Dr. Veronica McKinney (College of Medicine)
Dr. Veronica McKinney is the Director of Northern Medical Services. Veronica is of Cree/Métis descent and provides leadership in health development in northern Saskatchewan Aboriginal communities promoting the evolution and advancement of healthy communities. She is an Assistant Professor and Chair of the Indigenous Health Committee, College of Medicine, Univ. of Sask, as well as serving on various boards and committees. She practices clinical medicine at the Westside Community Clinic in Saskatoon. She believes strongly in her traditional cultural teachings and applies them to her practice of medicine. She is a strong advocate for Aboriginal people’s health, having witnessed and experienced the inequities firsthand.
Senator Lillian Dyck
She earned her Bachelor of Arts, 1966, Honours, 1968; Master of Science in Biochemistry, 1970, Ph.D. in Biological Psychiatry in 1981, all from the University of Saskatchewan. She was conferred a Doctor of Letters, Honoris Causa by Cape Breton University in 2007.
She has been recognized in a number of ways, such as: A National Aboriginal Achievement Award for Science & Technology in 1999; A YWCA Woman of Distinction Award for Science, Technology & the Environment in 2003 ; two eagle feathers in 2005; an Alumnus of Influence Award, College of Arts & Science, University of Saskatchewan in 2009; an Atlantic Human Rights Center Award in 2019; and most recently the YWCA Saskatoon Women of Distinction Lifetime Achievement Award in 2019.

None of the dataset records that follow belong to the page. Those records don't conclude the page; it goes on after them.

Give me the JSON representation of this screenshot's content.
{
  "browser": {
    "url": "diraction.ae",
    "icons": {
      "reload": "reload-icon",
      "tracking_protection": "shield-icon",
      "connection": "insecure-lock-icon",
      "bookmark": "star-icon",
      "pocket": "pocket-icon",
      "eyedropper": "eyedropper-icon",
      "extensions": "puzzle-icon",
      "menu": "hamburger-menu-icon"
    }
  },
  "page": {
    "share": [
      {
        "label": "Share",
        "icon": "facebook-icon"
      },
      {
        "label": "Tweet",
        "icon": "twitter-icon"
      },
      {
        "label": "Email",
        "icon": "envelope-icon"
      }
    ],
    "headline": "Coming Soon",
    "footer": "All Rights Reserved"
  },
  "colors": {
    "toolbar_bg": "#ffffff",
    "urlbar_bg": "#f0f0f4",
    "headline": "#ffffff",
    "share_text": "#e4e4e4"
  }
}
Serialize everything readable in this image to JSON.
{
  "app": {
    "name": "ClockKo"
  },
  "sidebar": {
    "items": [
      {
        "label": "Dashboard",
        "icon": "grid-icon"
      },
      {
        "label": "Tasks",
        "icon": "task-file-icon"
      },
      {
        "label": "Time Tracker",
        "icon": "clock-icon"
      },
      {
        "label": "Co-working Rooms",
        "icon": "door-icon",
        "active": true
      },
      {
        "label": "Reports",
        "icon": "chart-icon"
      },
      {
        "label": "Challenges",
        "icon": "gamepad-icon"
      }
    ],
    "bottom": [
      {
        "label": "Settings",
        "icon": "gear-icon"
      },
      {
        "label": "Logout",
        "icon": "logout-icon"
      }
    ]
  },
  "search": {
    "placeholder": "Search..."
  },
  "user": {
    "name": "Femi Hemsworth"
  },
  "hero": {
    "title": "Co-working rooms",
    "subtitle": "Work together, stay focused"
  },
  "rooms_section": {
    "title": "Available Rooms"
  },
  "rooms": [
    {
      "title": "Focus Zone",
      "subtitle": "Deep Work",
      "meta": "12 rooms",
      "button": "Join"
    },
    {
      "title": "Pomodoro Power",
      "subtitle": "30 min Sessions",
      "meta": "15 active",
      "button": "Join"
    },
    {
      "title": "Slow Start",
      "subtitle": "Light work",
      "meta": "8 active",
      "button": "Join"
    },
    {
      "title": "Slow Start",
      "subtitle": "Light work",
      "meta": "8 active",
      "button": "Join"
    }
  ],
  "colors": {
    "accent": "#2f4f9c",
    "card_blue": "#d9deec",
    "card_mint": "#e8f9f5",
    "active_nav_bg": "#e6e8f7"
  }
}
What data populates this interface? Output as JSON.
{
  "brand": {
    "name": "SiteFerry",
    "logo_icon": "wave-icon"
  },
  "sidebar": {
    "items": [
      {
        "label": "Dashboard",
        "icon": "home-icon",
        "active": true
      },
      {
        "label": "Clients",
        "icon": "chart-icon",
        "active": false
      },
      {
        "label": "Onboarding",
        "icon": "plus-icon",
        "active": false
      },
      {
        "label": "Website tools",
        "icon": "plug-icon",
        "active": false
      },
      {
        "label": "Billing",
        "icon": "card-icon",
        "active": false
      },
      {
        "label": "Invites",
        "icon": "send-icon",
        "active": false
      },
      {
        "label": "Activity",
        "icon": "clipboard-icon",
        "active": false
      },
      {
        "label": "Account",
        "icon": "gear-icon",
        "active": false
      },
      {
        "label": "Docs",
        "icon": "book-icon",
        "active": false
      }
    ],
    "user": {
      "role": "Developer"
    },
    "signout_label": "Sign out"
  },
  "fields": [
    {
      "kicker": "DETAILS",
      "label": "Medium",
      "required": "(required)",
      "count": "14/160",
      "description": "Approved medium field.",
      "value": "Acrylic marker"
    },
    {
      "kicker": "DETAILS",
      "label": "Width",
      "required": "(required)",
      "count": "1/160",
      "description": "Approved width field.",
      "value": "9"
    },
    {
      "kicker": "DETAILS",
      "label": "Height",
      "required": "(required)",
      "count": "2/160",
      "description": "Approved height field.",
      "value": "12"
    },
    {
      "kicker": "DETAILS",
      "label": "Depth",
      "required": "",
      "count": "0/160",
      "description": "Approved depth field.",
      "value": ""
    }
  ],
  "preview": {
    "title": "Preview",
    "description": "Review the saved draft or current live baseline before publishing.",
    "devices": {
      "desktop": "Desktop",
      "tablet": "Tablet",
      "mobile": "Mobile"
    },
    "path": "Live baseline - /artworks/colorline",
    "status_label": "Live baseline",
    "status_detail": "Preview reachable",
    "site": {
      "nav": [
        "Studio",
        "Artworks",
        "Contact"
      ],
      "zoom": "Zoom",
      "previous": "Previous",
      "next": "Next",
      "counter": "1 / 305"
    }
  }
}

Senator Dyck was a Full Professor in the Neuropsychiatry Research Unit, Department of Psychiatry and Associate Dean, College of Graduate Studies & Research at the University of Saskatchewan.
In 2005, she was summoned to the senate by the Rt. Hon. Paul Martin. She has been Deputy Chair and Chair of the Standing Senate Committee on Aboriginal Peoples. Her priority area in the last 10 years has been the tragedy of missing and murdered Aboriginal women and girls. Senator Dyck had given over 100 public speeches across Canada on this topic and others. These and her senate speeches are posted on this website.
Senator Dyck amended Bill C-75: An Act to amend the Criminal Code, the Youth Criminal Justice Act and other Acts and to make consequential amendments to other Acts to better protect women - especially Aboriginal women and other vulnerable persons - from abuse, including intimate partner violence.
January 30, 2020: Settler City Limits
Settler City Limits: Indigenous Resurgence and Colonial Violence in the Urban Prairie West on Thursday, January 30th for a public roundtable discussion.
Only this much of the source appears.